Pourquoi voir La zone d'intérêt, en salles depuis le 31 janvier ?
La vraie question serait plutôt : pourquoi ne pas voir La zone d'intérêt ? Car le dernier long-métrage du trop rare cinéaste britannique Jonathan Glazer s'impose comme une évidence. Un choc naturellement, mais aussi, d'ors et déjà, le plus grand film d'une année qui ne fait que commencer. En relatant minutieusement le quotidien du commandant d'Auschwitz Rudolf Höss et de son épouse Hedwig, le metteur en scène a relevé un défi ambitieux : proposer la mise en son de l'horreur des camps d'extermination. Mais pas seulement.
Ainsi de la violence d'Auschwitz, l'on ne verra rien ou si peu, l'on entendra - beaucoup. Surtout, loin de se limiter à ce concept déjà dense, Glazer dresse un portrait de femme glaçant, en s'attardant sur Hedwig, interprétée par une remarquable Sandra Huller (qui manie aussi bien l'ambiguïté que dans l'ultra primé Anatomie d'une chute), et plus encore une réflexion passionnante sur le couple, et l'unité familiale. C'est brillant.
Et nécessaire.
L'un des coups de génie de Jonathan Glazer, c'est celui-ci : dépeindre la banalité du mal. Et à travers elle, davantage encore la banalité que le mal. Ainsi, la caméra va évoluer d'une limpide manière dans cette "zone d'intérêt", autrement dit, les 40 kilomètres carrés qui entouraient le camp d'extermination d'Auschwitz, et s'appesantir sur la psychologie d'une mère de famille qui envisage l'endroit... Comme son coin de paradis.
Dès lors, cet ilot cauchemardesque qui à sa manière s'inscrit dans l'Histoire devient une forme de déclinaison monstrueuse du "home sweet home". Enfants, mari aimant, et même chien fidèle (très présent tout au long du film) viennent composer ce tableau idyllique. On a l'impression qu'un tableau déformant de foire a été posé face à ce schéma "atomique" et traditionnel. En émane une aberrante défiguration. Tout à fait obscène.

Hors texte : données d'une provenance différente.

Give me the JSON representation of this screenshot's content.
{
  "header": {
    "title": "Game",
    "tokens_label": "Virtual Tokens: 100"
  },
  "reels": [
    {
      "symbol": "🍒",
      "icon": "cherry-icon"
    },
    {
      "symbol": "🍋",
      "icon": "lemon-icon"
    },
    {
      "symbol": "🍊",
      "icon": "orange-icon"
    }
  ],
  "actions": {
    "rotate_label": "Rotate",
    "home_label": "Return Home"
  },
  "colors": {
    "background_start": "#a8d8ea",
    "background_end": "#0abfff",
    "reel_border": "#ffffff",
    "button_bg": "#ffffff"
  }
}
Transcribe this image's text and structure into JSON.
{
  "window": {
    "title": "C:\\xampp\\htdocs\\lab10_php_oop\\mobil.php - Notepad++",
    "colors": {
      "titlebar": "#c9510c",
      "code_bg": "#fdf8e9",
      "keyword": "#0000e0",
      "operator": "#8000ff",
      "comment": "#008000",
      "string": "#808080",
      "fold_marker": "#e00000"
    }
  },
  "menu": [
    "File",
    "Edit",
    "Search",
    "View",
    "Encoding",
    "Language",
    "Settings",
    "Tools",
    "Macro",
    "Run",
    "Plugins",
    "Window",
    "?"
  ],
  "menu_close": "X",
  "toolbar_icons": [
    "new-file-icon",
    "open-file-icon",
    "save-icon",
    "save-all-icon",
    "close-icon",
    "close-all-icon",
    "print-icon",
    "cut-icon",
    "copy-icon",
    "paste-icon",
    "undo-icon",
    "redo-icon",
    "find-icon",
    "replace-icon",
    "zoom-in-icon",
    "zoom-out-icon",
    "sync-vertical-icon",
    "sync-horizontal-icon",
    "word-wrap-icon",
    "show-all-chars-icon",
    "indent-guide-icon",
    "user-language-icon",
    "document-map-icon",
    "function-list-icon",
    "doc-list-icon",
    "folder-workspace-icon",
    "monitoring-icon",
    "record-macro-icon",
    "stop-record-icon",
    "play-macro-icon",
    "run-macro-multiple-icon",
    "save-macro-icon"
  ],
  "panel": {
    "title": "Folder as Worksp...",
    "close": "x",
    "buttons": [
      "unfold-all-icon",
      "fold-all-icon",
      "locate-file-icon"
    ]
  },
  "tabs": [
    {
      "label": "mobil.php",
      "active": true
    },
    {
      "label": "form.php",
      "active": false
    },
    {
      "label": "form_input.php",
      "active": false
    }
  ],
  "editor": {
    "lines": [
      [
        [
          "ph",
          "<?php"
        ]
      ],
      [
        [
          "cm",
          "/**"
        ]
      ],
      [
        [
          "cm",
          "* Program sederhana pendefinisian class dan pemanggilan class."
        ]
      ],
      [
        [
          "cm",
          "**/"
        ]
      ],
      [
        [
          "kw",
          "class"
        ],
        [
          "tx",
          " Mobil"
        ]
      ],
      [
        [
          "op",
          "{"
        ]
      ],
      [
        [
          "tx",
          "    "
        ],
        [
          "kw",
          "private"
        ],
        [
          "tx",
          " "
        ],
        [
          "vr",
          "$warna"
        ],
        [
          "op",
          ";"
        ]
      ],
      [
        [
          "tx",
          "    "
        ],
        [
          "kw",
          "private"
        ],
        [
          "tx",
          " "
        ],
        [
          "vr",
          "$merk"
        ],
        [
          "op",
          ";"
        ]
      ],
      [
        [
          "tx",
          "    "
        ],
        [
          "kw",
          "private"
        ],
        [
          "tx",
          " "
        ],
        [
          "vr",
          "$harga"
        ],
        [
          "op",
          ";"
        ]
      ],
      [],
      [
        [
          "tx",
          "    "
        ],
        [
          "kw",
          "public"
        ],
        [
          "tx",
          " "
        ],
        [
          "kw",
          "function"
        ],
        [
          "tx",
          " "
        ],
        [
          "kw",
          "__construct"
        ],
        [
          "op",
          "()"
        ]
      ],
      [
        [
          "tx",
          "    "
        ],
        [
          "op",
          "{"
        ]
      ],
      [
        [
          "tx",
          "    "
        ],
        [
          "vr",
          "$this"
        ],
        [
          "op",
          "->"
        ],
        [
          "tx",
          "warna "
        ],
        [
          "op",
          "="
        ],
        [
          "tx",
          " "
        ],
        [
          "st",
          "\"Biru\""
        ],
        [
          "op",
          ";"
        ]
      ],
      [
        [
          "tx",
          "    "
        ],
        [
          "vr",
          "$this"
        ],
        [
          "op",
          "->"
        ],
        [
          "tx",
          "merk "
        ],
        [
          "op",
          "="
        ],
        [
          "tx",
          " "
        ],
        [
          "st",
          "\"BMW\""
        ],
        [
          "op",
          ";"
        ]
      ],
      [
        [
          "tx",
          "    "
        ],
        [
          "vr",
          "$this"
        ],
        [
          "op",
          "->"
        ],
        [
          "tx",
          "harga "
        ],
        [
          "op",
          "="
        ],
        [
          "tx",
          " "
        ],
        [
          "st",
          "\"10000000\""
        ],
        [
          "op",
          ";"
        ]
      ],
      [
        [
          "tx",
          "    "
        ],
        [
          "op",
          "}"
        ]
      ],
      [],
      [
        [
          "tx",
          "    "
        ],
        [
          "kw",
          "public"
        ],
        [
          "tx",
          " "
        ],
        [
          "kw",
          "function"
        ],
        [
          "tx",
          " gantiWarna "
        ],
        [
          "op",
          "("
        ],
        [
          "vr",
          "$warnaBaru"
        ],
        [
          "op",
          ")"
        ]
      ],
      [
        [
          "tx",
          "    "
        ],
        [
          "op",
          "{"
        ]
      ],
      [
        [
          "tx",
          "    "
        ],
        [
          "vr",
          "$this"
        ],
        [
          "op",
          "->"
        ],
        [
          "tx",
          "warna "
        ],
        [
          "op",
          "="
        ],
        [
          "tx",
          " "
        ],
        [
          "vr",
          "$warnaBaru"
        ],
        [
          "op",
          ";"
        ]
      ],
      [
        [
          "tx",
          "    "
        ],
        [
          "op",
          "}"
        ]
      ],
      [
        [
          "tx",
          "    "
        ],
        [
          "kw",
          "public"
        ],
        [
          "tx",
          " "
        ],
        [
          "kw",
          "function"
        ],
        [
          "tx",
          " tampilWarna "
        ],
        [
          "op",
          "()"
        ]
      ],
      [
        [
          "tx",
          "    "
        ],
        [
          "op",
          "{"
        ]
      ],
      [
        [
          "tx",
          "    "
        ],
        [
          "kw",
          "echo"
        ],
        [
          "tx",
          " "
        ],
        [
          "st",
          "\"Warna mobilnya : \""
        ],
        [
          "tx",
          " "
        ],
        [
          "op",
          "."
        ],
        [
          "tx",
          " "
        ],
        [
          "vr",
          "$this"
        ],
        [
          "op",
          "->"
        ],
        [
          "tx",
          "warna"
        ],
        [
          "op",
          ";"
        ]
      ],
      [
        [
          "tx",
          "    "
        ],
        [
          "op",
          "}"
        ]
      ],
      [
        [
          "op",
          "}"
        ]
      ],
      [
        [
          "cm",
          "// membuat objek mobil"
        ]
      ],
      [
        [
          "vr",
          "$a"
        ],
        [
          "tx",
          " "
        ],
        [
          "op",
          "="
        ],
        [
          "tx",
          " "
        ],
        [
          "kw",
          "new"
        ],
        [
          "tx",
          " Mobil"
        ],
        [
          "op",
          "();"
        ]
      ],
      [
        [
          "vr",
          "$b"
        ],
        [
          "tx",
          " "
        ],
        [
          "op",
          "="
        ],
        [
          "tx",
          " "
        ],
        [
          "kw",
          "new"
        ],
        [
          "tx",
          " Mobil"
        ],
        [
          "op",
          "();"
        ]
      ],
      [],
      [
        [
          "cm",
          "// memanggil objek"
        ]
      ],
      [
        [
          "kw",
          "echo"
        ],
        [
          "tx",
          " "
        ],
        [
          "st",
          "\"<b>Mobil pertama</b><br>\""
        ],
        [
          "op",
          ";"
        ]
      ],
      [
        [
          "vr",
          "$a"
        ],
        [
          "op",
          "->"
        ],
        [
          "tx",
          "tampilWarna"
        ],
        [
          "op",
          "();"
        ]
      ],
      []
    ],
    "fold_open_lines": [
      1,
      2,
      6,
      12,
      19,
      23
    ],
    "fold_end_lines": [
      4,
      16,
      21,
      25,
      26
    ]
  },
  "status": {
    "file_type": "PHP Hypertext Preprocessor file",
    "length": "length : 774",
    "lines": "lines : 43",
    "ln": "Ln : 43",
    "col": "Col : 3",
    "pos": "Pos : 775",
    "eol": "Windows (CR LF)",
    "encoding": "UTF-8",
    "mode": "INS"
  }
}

Tout aussi obscènes, les dialogues savamment écrits d'un film qui n'en déborde pas. Les répliques les plus anodines, sur le jardin, les fleurs, la santé des enfants, la "vitalité" des lieux, font l'effet d'échos discordants, par rapport au contexte de ce récit, à tout ce qui se passe et s'entend... "A côté".
L'ironie est glaciale.
Cependant, sous cette ironie bat un coeur : cela rend le sentiment d'horreur bien plus considérable encore. Car le cinéaste nous laisse entrevoir les instants de tendresse et de complicité qui font de Rudolf et Hedwig ce qu'ils sont : des tortionnaires, des monstres, des antagonistes ? Sûrement.
Mais surtout : un couple. Dont l'anatomie se voit brodée par petits morceaux. Une contemplation sur un lac, qui pourrait se superposer à n'importe quelle scène de la vie conjugale commune. Un dialogue rigolard au lit, où l'évocation de vacances éventuelles tapissent l'éventualité d'un ailleurs. Ou, et c'est admirable, un coup de téléphone final qui laisse envisager la solitude vertigineuse des barbares.
En s'immergeant au sein d'une "vie de rêve" hétéropatriarcale qui côtoie littéralement l'enfer (une séquence nocturne de flammes perçues à travers les fenêtres de la maison en témoignera), Jonathan Glazer ne réalise pas simplement une "mise en son" tétanisante d'Auschwitz, à la bande originale cauchemardesque, ou une captation quasiment documentaire du quotidien des bourreaux. Mais une réflexion polymorphe et dense sur des choses qui s'inscrivent bien au delà de l'époque décrite. C'est ce qui rend ce film obsédant.
Et nécessaire. Note fondamentale de la vaste partition qui constitue ce film-monstre, Sandra Huller a réalisé l'exploit, finalement, de hanter deux séances phares sur la conjugalité et sa sourde violence. Anatomie d'une chute et La zone d'intérêt, deux films qui ont plus en commun qu'on ne pourrait le croire ? Certainement.